The Our Story books for children conceived by egg donation, sperm donation, and also double or embryo donation, as well as surrogacy, are wonderful starting points for sharing information with children.
Join DCN to talk with other parents about when they ‘told’ their children.
Come on a Telling and Talking workshop.
Read the recommended books in the DCN Library for stories of when parents around the world have shared information with their children.
What language should I use?
Parents often worry that starting to share information with a very young child means that they will have to start talking about sex and reproduction in a way that is inappropriate for such a small person. Using the ‘building block’ approach where information is built up in very small chunks over time means that language can remain simple and sex and reproduction does not need to be addressed until a child is ready to take this on board.
What can help with the language and timing of telling –
The Telling and Talking booklet, 0-7 gives examples of language you can use with any baby or child in this age group.
The American Fertility Association has produced a very good booklet on openness and ‘telling’ for parents of children conceived by egg donation.
The Our Story books for children, contain language that parents often find valuable to use.

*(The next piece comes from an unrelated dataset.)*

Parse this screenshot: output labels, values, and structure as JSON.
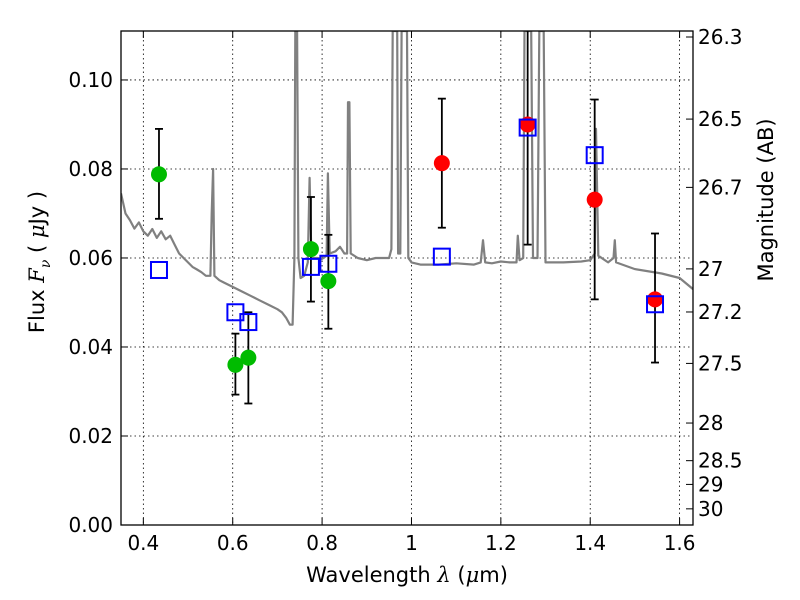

What sort of reaction should we expect?
What matters most to young children is that they have a loving and secure relationship with their parents. This is what helps them feel good about themselves. They do not care about genetic connections so when you talk with them about ‘Daddy had to get an egg from a kind lady' and 'Another kind lady carried you in her tummy', your child’s response may be indifference, to ask if they can have sausages for tea or to ask what a seed looks like (as part of the story you will be sharing the putting together of seed and eggs). Each of these and anything else is a completely normal response.

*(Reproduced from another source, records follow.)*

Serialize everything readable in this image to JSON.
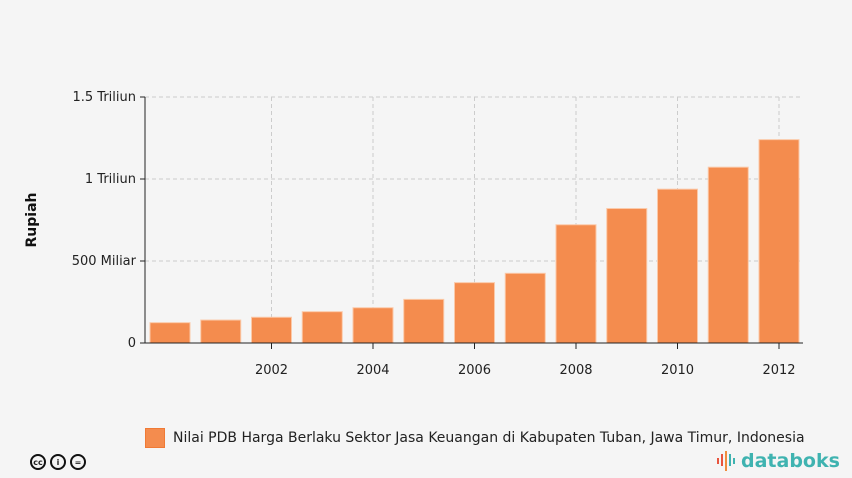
{
  "chart_data": {
    "type": "bar",
    "title": "",
    "xlabel": "",
    "ylabel": "Rupiah",
    "categories": [
      2000,
      2001,
      2002,
      2003,
      2004,
      2005,
      2006,
      2007,
      2008,
      2009,
      2010,
      2011,
      2012
    ],
    "series": [
      {
        "name": "Nilai PDB Harga Berlaku Sektor Jasa Keuangan di Kabupaten Tuban, Jawa Timur, Indonesia",
        "unit": "Triliun Rupiah",
        "values": [
          0.124,
          0.14,
          0.157,
          0.191,
          0.215,
          0.266,
          0.368,
          0.425,
          0.721,
          0.82,
          0.938,
          1.072,
          1.24
        ]
      }
    ],
    "ylim": [
      0,
      1.5
    ],
    "yticks": [
      {
        "value": 0,
        "label": "0"
      },
      {
        "value": 0.5,
        "label": "500 Miliar"
      },
      {
        "value": 1,
        "label": "1 Triliun"
      },
      {
        "value": 1.5,
        "label": "1.5 Triliun"
      }
    ],
    "xticks": [
      "2002",
      "2004",
      "2006",
      "2008",
      "2010",
      "2012"
    ],
    "grid": true,
    "legend_placement": "bottom",
    "colors": {
      "bar": "#f48c4e",
      "bar_edge": "#fbc9a8",
      "grid": "#cccccc"
    }
  },
  "footer": {
    "license_icons": [
      "cc-icon",
      "by-icon",
      "nd-icon"
    ],
    "license_glyphs": [
      "cc",
      "i",
      "="
    ],
    "brand": "databoks"
  }
}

Telling early will not remove the need for continued sharing over the years, and your child's questions are likely to get less and less superficial.

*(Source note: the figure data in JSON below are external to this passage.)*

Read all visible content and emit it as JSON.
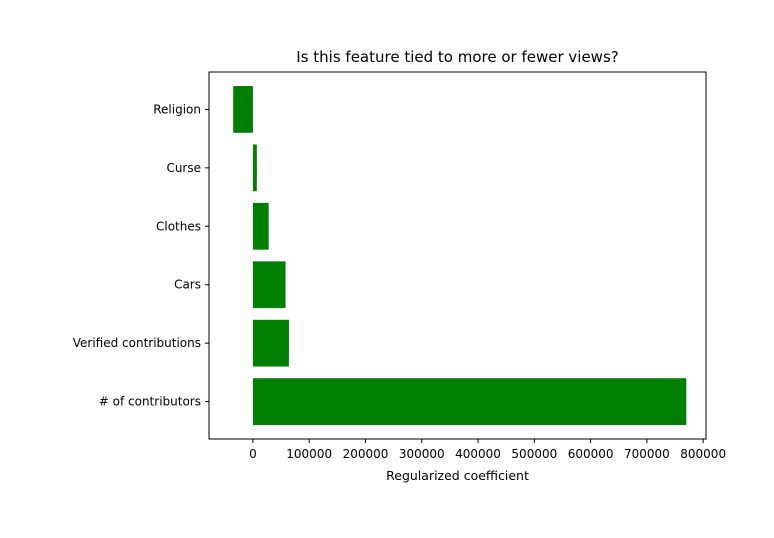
{
  "chart_data": {
    "type": "bar",
    "orientation": "horizontal",
    "title": "Is this feature tied to more or fewer views?",
    "xlabel": "Regularized coefficient",
    "ylabel": "",
    "categories": [
      "# of contributors",
      "Verified contributions",
      "Cars",
      "Clothes",
      "Curse",
      "Religion"
    ],
    "values": [
      770000,
      64000,
      58000,
      28000,
      7000,
      -35000
    ],
    "xlim": [
      -78000,
      805000
    ],
    "xticks": [
      0,
      100000,
      200000,
      300000,
      400000,
      500000,
      600000,
      700000,
      800000
    ],
    "xtick_labels": [
      "0",
      "100000",
      "200000",
      "300000",
      "400000",
      "500000",
      "600000",
      "700000",
      "800000"
    ],
    "bar_color": "#008000",
    "grid": false,
    "legend": "none"
  }
}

Talking about how all families are different and sometimes parents need some help to make a baby can be valuable in setting the scene for sharing your story.
What can help with understanding reactions at different ages –
The Telling and Talking booklets, 0-7, 8-11, 12-16 and 17+ are designed to support and guide parents in starting and continuing to be open at any age and to give insight into different reactions at these stages of development.
What happens if and when my child starts sharing what I am telling them with others?
Young children rarely talk about donor conception to others, not because it worries them, but because it is of no interest at all. Even when children are older they often find that other children change the subject because they know nothing about it. This can be quite frustrating for a donor conceived child who thinks DC is cool and wants to talk about it!
Older children who are comfortable with their origins are well able to correct others when they make wrong assumptions – that a child is adopted, doesn’t have a mother/father or is an orphan. They may well mention in biology or personal and social education classes that they are donor conceived and this is mostly received simply as factual information.
Confident children whose parents have been open with them from the beginning are well able to combat the rare attempts at teasing or bullying based on their DC origins.
Sharing information with primary school teachers can be valuable so that they can support and back-up a child who talks about their beginnings in class. At secondary school stage the information is the childs’ to share, or not, as they choose.
What can help with supporting children telling others –
The Telling and Talking booklets, 0-7, 8-11, 12-16 and 17+ are designed to support and guide parents in starting and continuing to be open at any age and give examples of situations where children have told others and handled their responses.
DC Network has a Primary Schools pack which can help you talk to the class teacher or staff about your child's origins and scaffold the sharing of their story at school.